HD exchange and PLIMSTEX determine the affinities and order of binding of Ca²⁺ with troponin C

Troponin C (TnC), present in all striated muscle, is the Ca ²⁺-activated trigger that initiates myocyte contraction. The binding of Ca²⁺ to TnC initiates a cascade of conformational changes involving the constituent proteins of the thin filament. The functional properties of TnC and its ability to bind Ca²⁺ have significant regulatory influence on the contractile reaction of muscle. Changes in TnC may also correlate with cardiac and various other muscle-related diseases. We report here the implementation of the PLIMSTEX strategy (protein ligand interaction by mass spectrometry, titration, and H/D exchange) to elucidate the binding affinity of TnC with Ca²⁺ and, more importantly, to determine the order of Ca²⁺ binding of the four EF hands of the protein.
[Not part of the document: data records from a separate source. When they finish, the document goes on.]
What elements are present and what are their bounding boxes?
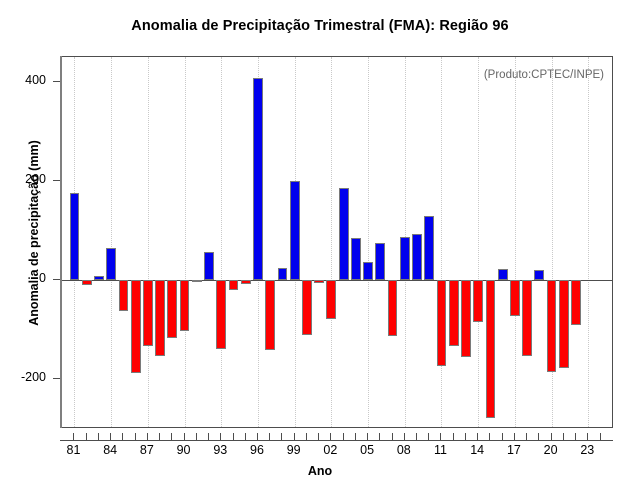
- x-tick: [98, 433, 99, 440]
- x-tick: [404, 433, 405, 440]
- bar-2009: [412, 234, 422, 281]
- x-tick: [526, 433, 527, 440]
- x-axis-title: Ano: [0, 464, 640, 478]
- x-tick: [355, 433, 356, 440]
- x-tick-label: 14: [470, 443, 484, 457]
- x-tick-label: 17: [507, 443, 521, 457]
- x-tick-label: 20: [544, 443, 558, 457]
- bar-2004: [351, 238, 361, 281]
- x-tick-label: 23: [580, 443, 594, 457]
- plot-area: (Produto:CPTEC/INPE): [60, 56, 613, 428]
- x-tick: [233, 433, 234, 440]
- x-tick: [551, 433, 552, 440]
- bar-2005: [363, 262, 373, 280]
- x-tick: [465, 433, 466, 440]
- bar-2006: [375, 243, 385, 280]
- bar-1999: [290, 181, 300, 280]
- x-tick-label: 93: [213, 443, 227, 457]
- x-tick-label: 81: [67, 443, 81, 457]
- x-tick: [575, 433, 576, 440]
- x-tick-label: 90: [177, 443, 191, 457]
- x-tick-label: 11: [434, 443, 447, 457]
- x-tick: [514, 433, 515, 440]
- bar-1996: [253, 78, 263, 280]
- bar-2022: [571, 280, 581, 325]
- x-tick: [379, 433, 380, 440]
- y-tick-label: -200: [2, 370, 46, 384]
- y-axis-title: Anomalia de precipitação (mm): [27, 103, 41, 363]
- x-tick-label: 02: [323, 443, 337, 457]
- x-tick: [281, 433, 282, 440]
- y-tick: [53, 378, 60, 379]
- x-tick: [159, 433, 160, 440]
- x-tick: [257, 433, 258, 440]
- bar-1997: [265, 280, 275, 349]
- bar-1982: [82, 280, 92, 285]
- x-tick: [330, 433, 331, 440]
- x-tick: [587, 433, 588, 440]
- x-tick: [220, 433, 221, 440]
- x-tick: [489, 433, 490, 440]
- bar-2017: [510, 280, 520, 316]
- source-annotation: (Produto:CPTEC/INPE): [484, 69, 604, 81]
- x-tick: [392, 433, 393, 440]
- x-tick: [135, 433, 136, 440]
- y-axis-line: [60, 56, 62, 428]
- bar-2002: [326, 280, 336, 319]
- bar-2018: [522, 280, 532, 355]
- bar-2010: [424, 216, 434, 280]
- x-tick: [294, 433, 295, 440]
- x-tick-label: 87: [140, 443, 154, 457]
- x-tick: [600, 433, 601, 440]
- x-tick: [416, 433, 417, 440]
- x-tick: [269, 433, 270, 440]
- x-tick: [86, 433, 87, 440]
- bar-1983: [94, 276, 104, 280]
- x-tick: [343, 433, 344, 440]
- y-tick-label: 400: [2, 73, 46, 87]
- bar-2000: [302, 280, 312, 335]
- y-tick: [53, 180, 60, 181]
- x-tick-label: 99: [287, 443, 301, 457]
- x-tick: [73, 433, 74, 440]
- y-tick: [53, 81, 60, 82]
- bar-2013: [461, 280, 471, 357]
- bar-2003: [339, 188, 349, 280]
- bar-2014: [473, 280, 483, 322]
- x-tick-label: 96: [250, 443, 264, 457]
- x-tick: [367, 433, 368, 440]
- x-tick: [245, 433, 246, 440]
- bar-1985: [119, 280, 129, 311]
- x-tick: [428, 433, 429, 440]
- x-tick: [110, 433, 111, 440]
- x-tick: [440, 433, 441, 440]
- bar-1981: [70, 193, 80, 280]
- bar-1991: [192, 280, 202, 282]
- x-tick-label: 08: [397, 443, 411, 457]
- y-tick: [53, 279, 60, 280]
- x-tick: [196, 433, 197, 440]
- bar-1988: [155, 280, 165, 355]
- x-tick: [208, 433, 209, 440]
- bar-series: [61, 57, 612, 427]
- bar-2001: [314, 280, 324, 283]
- x-tick: [306, 433, 307, 440]
- x-tick: [502, 433, 503, 440]
- bar-1998: [278, 268, 288, 280]
- bar-2016: [498, 269, 508, 280]
- bar-2021: [559, 280, 569, 368]
- x-tick: [453, 433, 454, 440]
- x-tick-label: 05: [360, 443, 374, 457]
- page-title: Anomalia de Precipitação Trimestral (FMA…: [0, 18, 640, 34]
- bar-2020: [547, 280, 557, 372]
- bar-2011: [437, 280, 447, 366]
- x-tick: [147, 433, 148, 440]
- x-tick-label: 84: [103, 443, 117, 457]
- x-tick: [184, 433, 185, 440]
- x-tick: [318, 433, 319, 440]
- bar-1993: [216, 280, 226, 348]
- bar-1984: [106, 248, 116, 280]
- bar-2012: [449, 280, 459, 345]
- bar-1987: [143, 280, 153, 346]
- bar-2008: [400, 237, 410, 281]
- bar-1995: [241, 280, 251, 283]
- bar-2015: [486, 280, 496, 418]
- bar-2019: [534, 270, 544, 280]
- x-axis-line: [60, 440, 613, 441]
- bar-1994: [229, 280, 239, 290]
- x-tick: [171, 433, 172, 440]
- bar-1990: [180, 280, 190, 331]
- x-tick: [563, 433, 564, 440]
- bar-1989: [167, 280, 177, 338]
- x-tick: [122, 433, 123, 440]
- x-tick: [477, 433, 478, 440]
- bar-1986: [131, 280, 141, 373]
- chart-root: Anomalia de Precipitação Trimestral (FMA…: [0, 0, 640, 500]
- bar-1992: [204, 252, 214, 280]
- bar-2007: [388, 280, 398, 336]
- x-tick: [538, 433, 539, 440]
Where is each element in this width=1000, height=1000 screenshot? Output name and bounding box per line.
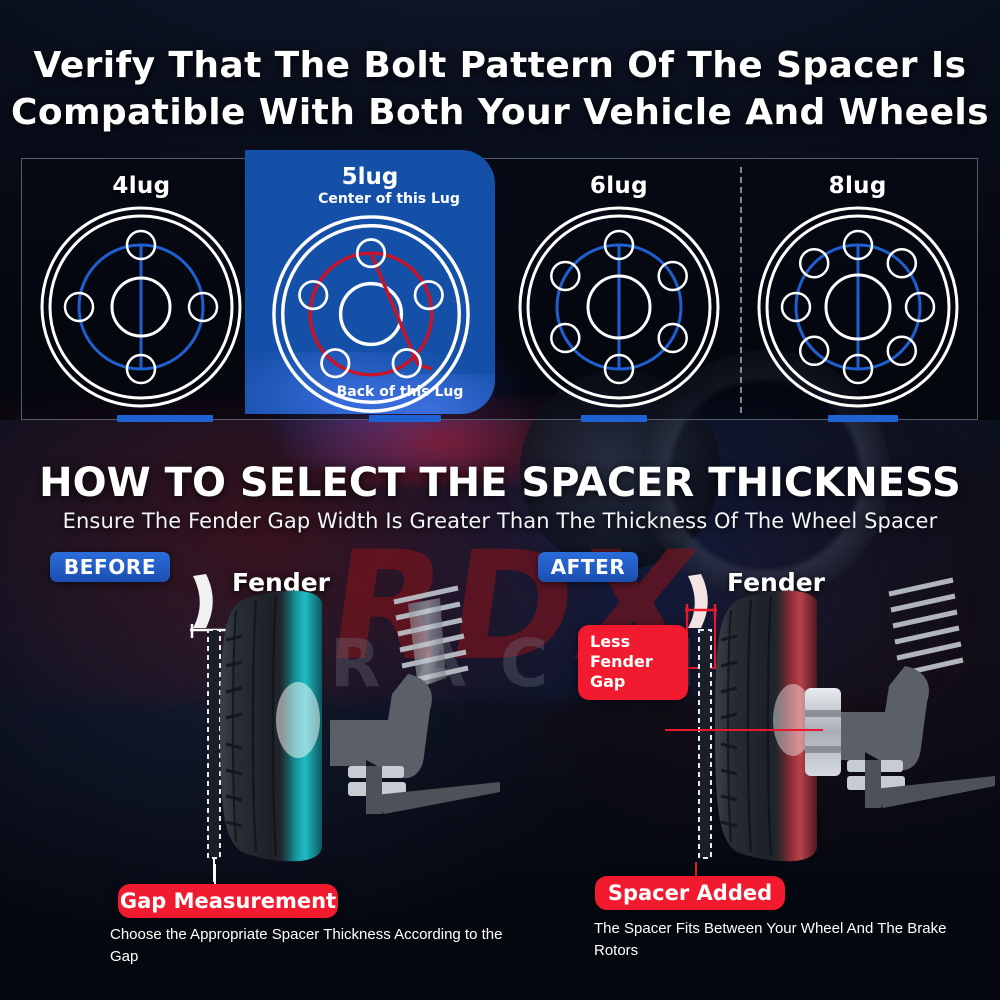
lug-diagram-8 (754, 203, 962, 411)
badge-after: AFTER (538, 552, 638, 582)
section-title: HOW TO SELECT THE SPACER THICKNESS (0, 460, 1000, 506)
bolt-pattern-section: 4lug 6lug (21, 158, 978, 420)
lug-panel-title: 6lug (590, 173, 648, 199)
lug-note-back: Back of this Lug (245, 384, 495, 400)
after-illustration (665, 570, 995, 890)
lug-panel-title: 4lug (112, 173, 170, 199)
badge-before: BEFORE (50, 552, 170, 582)
after-caption: The Spacer Fits Between Your Wheel And T… (594, 918, 994, 962)
page-title-line2: Compatible With Both Your Vehicle And Wh… (0, 89, 1000, 136)
less-fender-gap-label: Less Fender Gap (578, 625, 688, 700)
page-title-line1: Verify That The Bolt Pattern Of The Spac… (34, 45, 967, 86)
lug-note-center: Center of this Lug (245, 191, 495, 207)
spacer-added-label: Spacer Added (595, 876, 785, 910)
lug-diagram-4 (37, 203, 245, 411)
lug-panel-title: 5lug (245, 164, 495, 190)
page-title: Verify That The Bolt Pattern Of The Spac… (0, 42, 1000, 136)
underbar-6lug (581, 415, 647, 422)
lug-diagram-6 (515, 203, 723, 411)
panel-divider (740, 167, 742, 413)
lug-panel-8lug[interactable]: 8lug (738, 159, 977, 419)
lug-panel-4lug[interactable]: 4lug (22, 159, 261, 419)
underbar-5lug (369, 415, 441, 422)
gap-measurement-label: Gap Measurement (118, 884, 338, 918)
lug-panel-6lug[interactable]: 6lug (500, 159, 739, 419)
before-caption: Choose the Appropriate Spacer Thickness … (110, 924, 510, 968)
underbar-4lug (117, 415, 213, 422)
underbar-8lug (828, 415, 898, 422)
before-illustration (170, 570, 500, 890)
section-subtitle: Ensure The Fender Gap Width Is Greater T… (0, 509, 1000, 533)
lug-panel-5lug[interactable]: 5lug Center of this Lug Back of this Lug (245, 150, 495, 414)
lug-panel-title: 8lug (829, 173, 887, 199)
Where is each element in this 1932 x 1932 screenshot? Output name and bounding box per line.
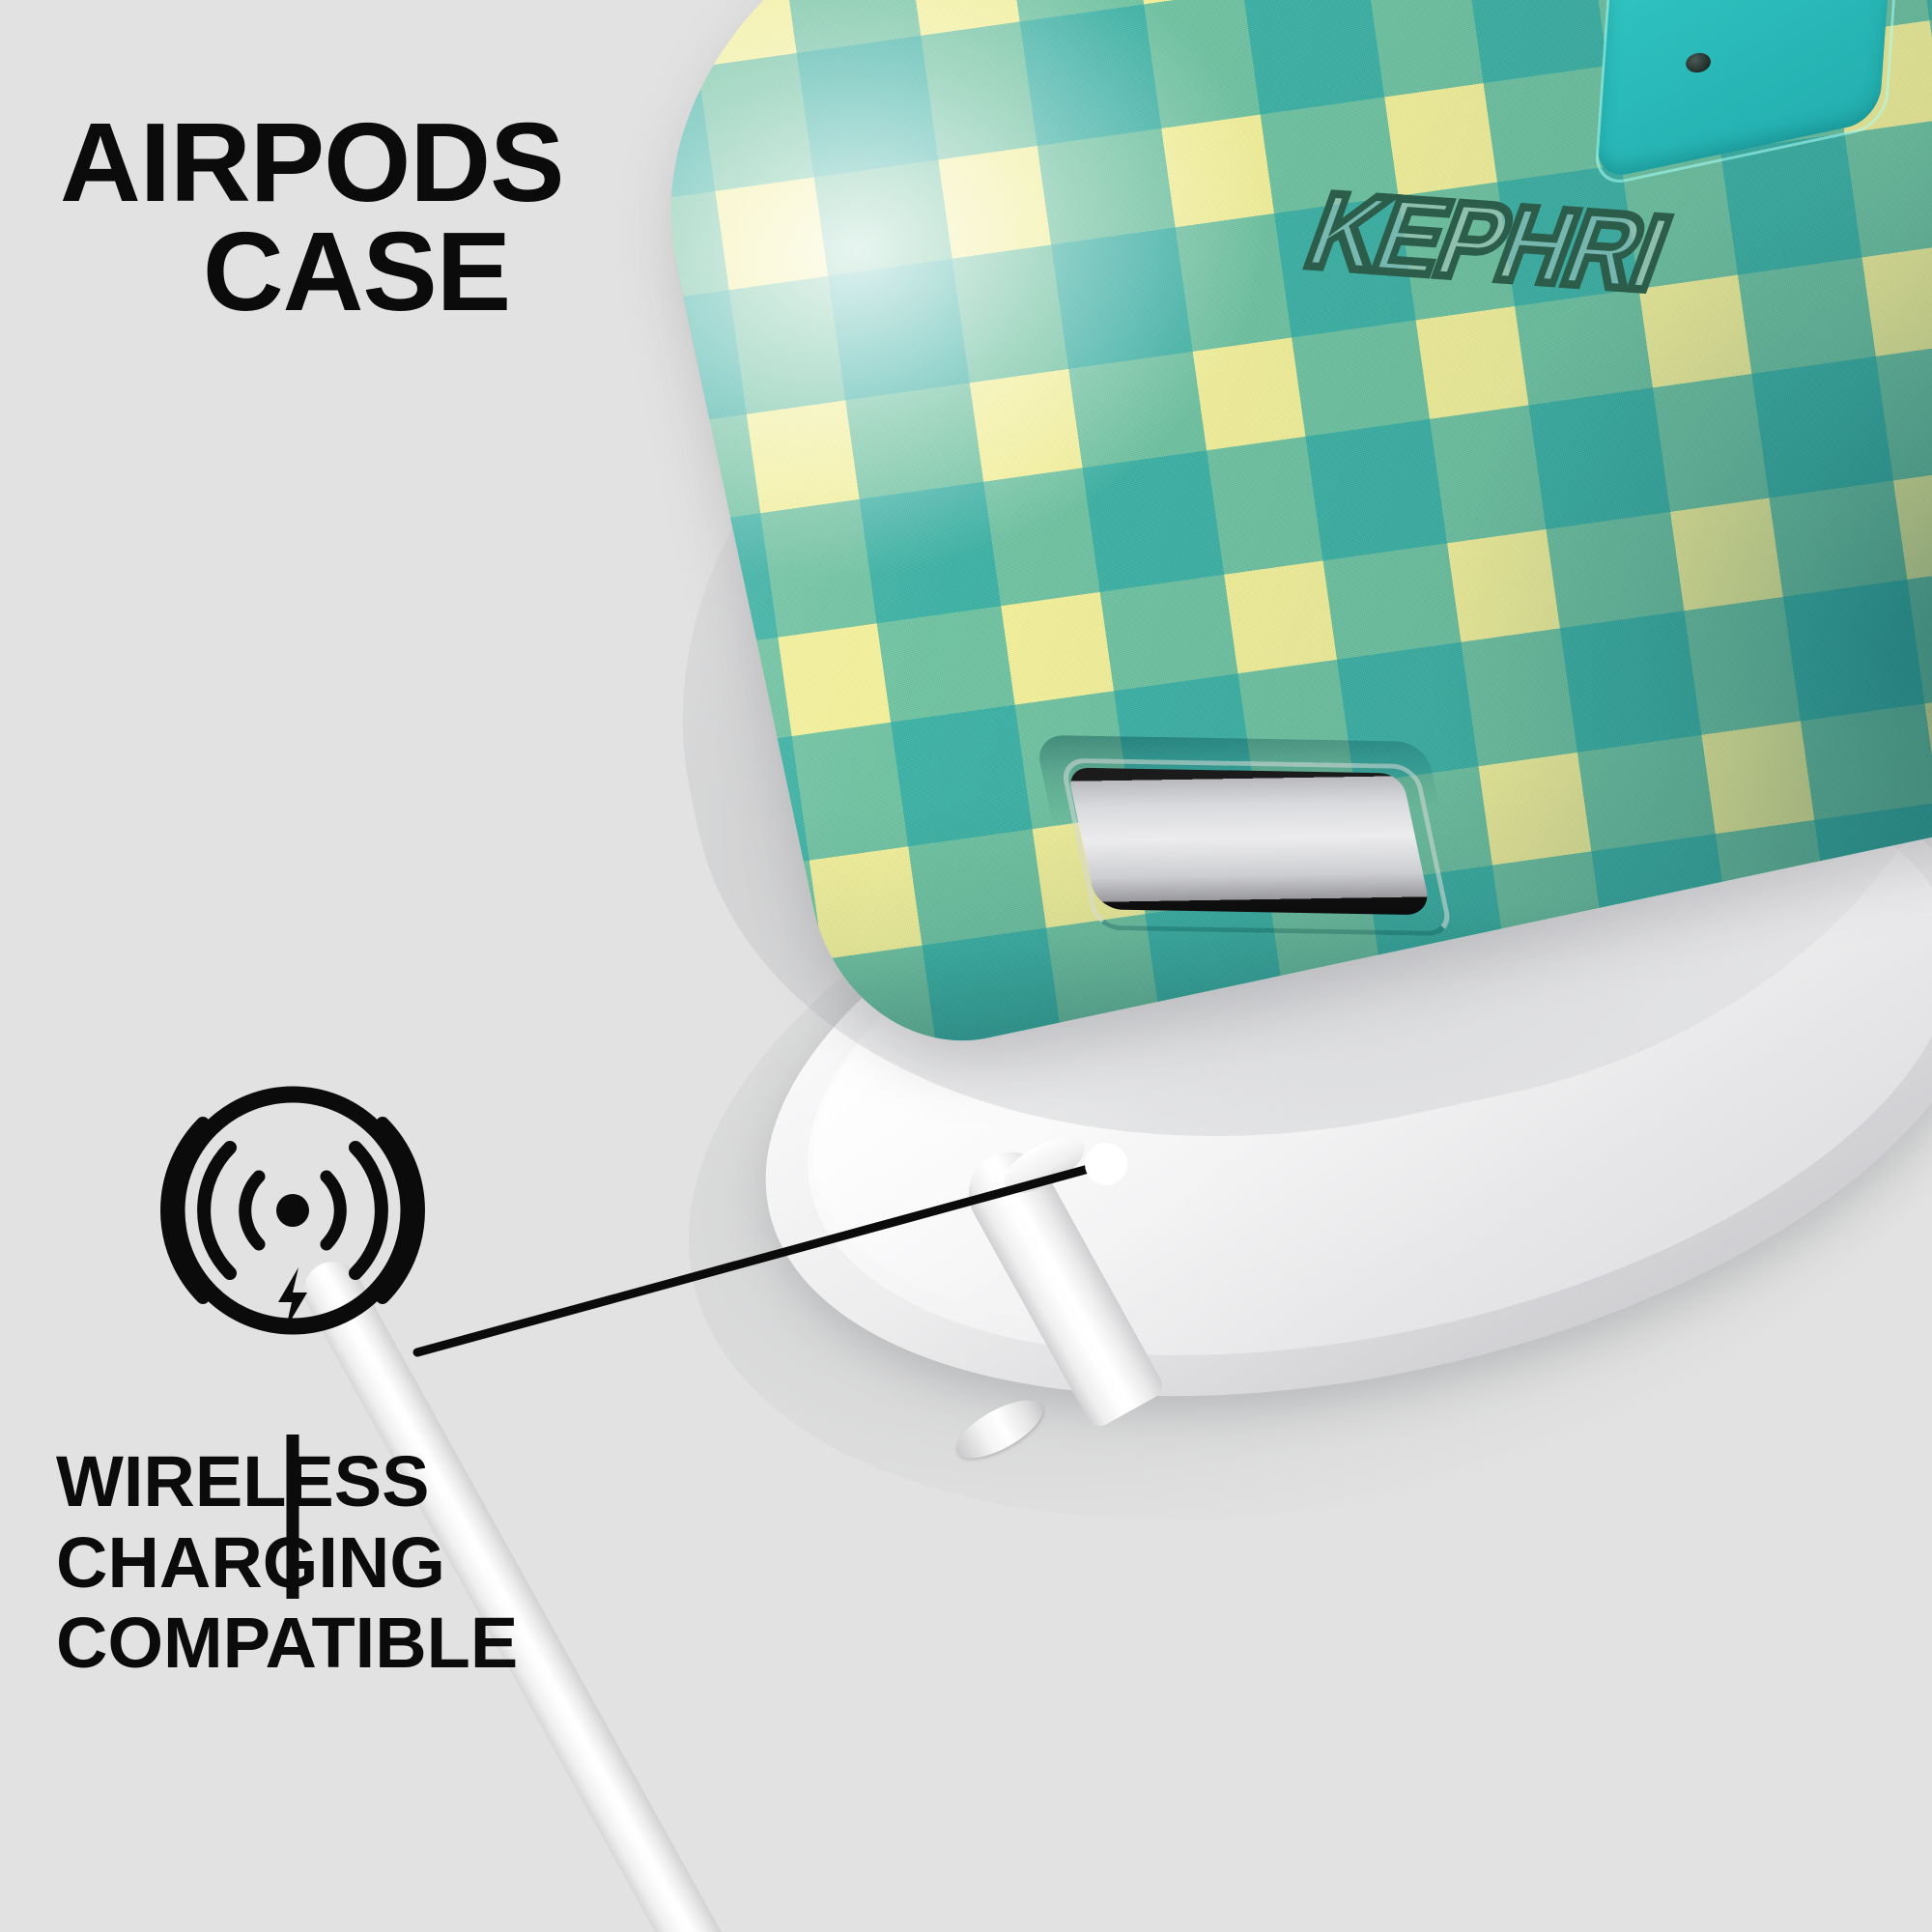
caption-line-3: COMPATIBLE: [56, 1603, 518, 1684]
caption-line-1: WIRELESS: [56, 1441, 518, 1522]
product-callout-image: AIRPODS CASE KEPHRI: [0, 0, 1932, 1932]
callout-leader-line: [417, 1164, 1106, 1352]
callout-endpoint-dot: [1085, 1143, 1127, 1185]
callout-caption: WIRELESS CHARGING COMPATIBLE: [56, 1441, 518, 1684]
caption-line-2: CHARGING: [56, 1522, 518, 1604]
wireless-charging-icon: [167, 1094, 418, 1328]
The four equilibrium constants, K₁ = (5 ± 5) x 10⁷ M ^-1, K₂ = (1.8 ± 0.8) x 10⁷ M ^-1, K₃ = (4.2 ± 0.9) x 10⁶ M ^-1, and K₄ = (1.6 ± 0.6) x 10⁶ M ^-1, agree well with determinations by other methods and serve to increase our confidence in the PLIMSTEX approach. We determined the order of binding to the four EF hands to be III, IV, II, and I by extracting from the H/DX results the deuterium patterns for each EF hand for each state of the protein (apo through fully Ca²⁺ bound). This approach, demonstrated for the first time, may be general for determining binding orders of metal ions and other ligands to proteins.